I’m not sure if it was being in my 20s, being a new mom, or being fresh on the field, but my first year overseas catapulted me into the most intense identity crisis.
For someone who traditionally defined herself by tasks and roles, I was lost in my transition into my home abroad. I didn’t have a job title, and no one seemed to know what to do with a woman who wanted to work outside her home. I was pouring myself into language study, but I had no professional outlet to use my vocabulary.
This post may not speak to many of you, but it’s my confession. I moved to SE Asia as a workaholic who found my worth in productivity and my ability to GET THINGS DONE.
I tried in every way possible to validate myself as a Christian expat. I perfected my by-line on social media. I defined myself by my studies, by my motherhood, by my region of service. I wanted to be known for the *good* I was doing, and wanted to be identified by those kinds of measurables.
The problem is, the glory of the Lord is not a thing to be robbed.
Working for the Lord is not about our ability to make things happen on our own – it’s about His divine authority to make things happen for His glory.
So many times we want to lead big movements and have big followings and say big things, but our motives behind these desires are rooted in insecurities, selfishness, and pride.
The insecurities I faced as a new mom, a young professional, and a green expat overwhelmed me, and I tried to overcompensate by seeking validation through hard work and results.
Part of me thought if I accomplished enough for the Kingdom, God would be happy with me and I’d be worthy in His eyes. Part of me thought if I led enough and talked enough, people would be happy with me and I’d be worthy in their eyes.
I learned the hard way that God’s validation doesn’t come through my accomplishments, and seeking the approval of others is a disease that slowly eats away at my mental health.
This week we’re talking about spiritual disciplines, and I wanted to share this confession because I’ve learned so much about service.
The remedy to finding our exact spot in the identity of Christ? It’s found in the great paradox of the first being last (Matthew 19:30).
I’m afraid I’m going to step on some toes, but mine have been danced all over and I’m better for it.

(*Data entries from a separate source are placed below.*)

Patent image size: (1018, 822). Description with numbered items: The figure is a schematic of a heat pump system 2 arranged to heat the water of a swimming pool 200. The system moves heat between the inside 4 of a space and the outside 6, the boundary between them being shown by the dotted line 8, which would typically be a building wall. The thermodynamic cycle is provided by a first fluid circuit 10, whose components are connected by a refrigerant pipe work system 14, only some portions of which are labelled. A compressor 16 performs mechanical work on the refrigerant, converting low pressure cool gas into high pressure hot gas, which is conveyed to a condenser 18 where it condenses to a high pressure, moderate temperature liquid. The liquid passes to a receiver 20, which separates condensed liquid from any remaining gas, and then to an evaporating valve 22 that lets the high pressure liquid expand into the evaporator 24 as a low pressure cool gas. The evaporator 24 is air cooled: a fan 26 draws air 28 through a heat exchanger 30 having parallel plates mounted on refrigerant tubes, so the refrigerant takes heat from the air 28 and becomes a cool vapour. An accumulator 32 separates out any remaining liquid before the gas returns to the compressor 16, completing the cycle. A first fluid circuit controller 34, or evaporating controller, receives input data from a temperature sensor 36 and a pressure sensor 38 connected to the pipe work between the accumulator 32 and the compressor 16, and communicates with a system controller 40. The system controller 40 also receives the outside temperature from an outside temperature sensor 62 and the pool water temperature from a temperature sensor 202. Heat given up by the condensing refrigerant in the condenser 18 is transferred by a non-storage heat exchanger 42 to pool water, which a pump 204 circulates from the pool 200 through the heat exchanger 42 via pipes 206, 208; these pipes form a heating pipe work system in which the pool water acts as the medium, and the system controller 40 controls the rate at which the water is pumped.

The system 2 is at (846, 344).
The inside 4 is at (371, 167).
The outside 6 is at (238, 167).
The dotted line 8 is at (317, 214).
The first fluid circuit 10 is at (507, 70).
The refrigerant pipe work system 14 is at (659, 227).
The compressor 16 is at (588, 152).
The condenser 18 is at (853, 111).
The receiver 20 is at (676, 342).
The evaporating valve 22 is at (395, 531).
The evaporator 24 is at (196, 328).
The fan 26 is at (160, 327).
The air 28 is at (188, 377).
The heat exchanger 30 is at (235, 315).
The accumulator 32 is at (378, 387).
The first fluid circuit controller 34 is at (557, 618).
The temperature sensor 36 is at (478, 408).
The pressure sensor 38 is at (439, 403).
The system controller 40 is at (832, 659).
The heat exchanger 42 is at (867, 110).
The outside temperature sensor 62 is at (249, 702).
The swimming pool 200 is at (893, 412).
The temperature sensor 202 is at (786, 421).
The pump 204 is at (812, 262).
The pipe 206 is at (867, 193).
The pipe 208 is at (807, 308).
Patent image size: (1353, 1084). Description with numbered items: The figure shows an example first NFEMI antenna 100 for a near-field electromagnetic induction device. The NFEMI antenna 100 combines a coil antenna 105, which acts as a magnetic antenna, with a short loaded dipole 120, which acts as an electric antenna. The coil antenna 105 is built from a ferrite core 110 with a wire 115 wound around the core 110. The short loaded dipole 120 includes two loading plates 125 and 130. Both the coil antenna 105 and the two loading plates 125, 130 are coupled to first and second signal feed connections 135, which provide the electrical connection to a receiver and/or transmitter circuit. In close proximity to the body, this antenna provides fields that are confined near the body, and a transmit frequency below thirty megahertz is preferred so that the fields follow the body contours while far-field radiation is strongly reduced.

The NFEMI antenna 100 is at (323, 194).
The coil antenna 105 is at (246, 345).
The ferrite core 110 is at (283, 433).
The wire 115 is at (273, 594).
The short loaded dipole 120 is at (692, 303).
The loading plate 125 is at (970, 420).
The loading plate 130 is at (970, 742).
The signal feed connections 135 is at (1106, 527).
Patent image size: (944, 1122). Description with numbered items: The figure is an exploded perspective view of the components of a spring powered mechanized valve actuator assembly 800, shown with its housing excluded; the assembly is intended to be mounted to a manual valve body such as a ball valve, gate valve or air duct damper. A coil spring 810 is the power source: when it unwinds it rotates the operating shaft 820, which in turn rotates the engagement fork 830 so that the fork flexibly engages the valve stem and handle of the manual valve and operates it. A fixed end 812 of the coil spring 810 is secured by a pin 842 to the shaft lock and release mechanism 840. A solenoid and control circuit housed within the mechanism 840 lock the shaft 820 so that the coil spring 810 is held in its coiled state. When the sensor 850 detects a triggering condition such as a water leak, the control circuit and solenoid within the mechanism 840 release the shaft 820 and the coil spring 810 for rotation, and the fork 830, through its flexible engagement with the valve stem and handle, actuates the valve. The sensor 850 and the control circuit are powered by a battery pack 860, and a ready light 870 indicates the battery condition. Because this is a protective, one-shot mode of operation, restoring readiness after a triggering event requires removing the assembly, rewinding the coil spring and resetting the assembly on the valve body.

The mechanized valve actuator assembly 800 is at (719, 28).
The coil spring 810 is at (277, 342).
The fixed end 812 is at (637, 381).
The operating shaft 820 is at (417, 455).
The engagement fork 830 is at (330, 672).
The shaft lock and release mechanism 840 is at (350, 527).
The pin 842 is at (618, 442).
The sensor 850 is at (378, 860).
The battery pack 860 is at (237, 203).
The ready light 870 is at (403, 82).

So I bear my soul here in hopes of speaking into the life of another one struggling to find her validation through works and deeds.
THERE IS NOTHING GREATER WE CAN DO FOR THE KINGDOM THAN TO BECOME NOTHING IN THE KINGDOM.
When we say we ‘seek to serve the least of these’ but what we really mean is lead our own non-profit, how can we check our motives?
When we desire to bring development to an impoverished world but what we are really after is the power to fix others’ problems, how can we check our intentions?
When we claim to bring the message of a Savior to a lost community but we’re keeping tallies of all the people *we* have saved, how can we check our hearts?
Coming from an entitled background that is coupled with a faith in Jesus can be an enigma. How do we use our material, social, and cognitive capital to be like Christ to those less fortunate?
The answer is service. We have to become nothing. We can’t and shouldn’t be first until we’re last.
If I’m honest, this took practice for me. I wish my spiritual gift was service, but I’ve had to be especially intentional to practice this as I’m more gifted towards leadership.
And leadership leads to accomplishments. And accomplishments lead to pride. And pride leads to glory-robbing.
For the women of my generation, I pray that we can see the value in doing whatever good deed is put in front of us, and really pour ourselves into that act of service.
I pray that we can see the value of an act of service even if it’s not put on social media. I pray we can see the value of an act of service even if it doesn’t lead to a greater following.
When it doesn’t bring us attention, when it doesn’t help us professionally, when it doesn’t grow our influence, I pray to goodness we see the value in the spiritual discipline of service.
Because that leads us closer to the heart of God. And when we are close to the heart of God, we no longer seek validation from Him or from the world. We simply know every battle already has been won.
What makes the spiritual discipline of service hard for you? What helps you in those times?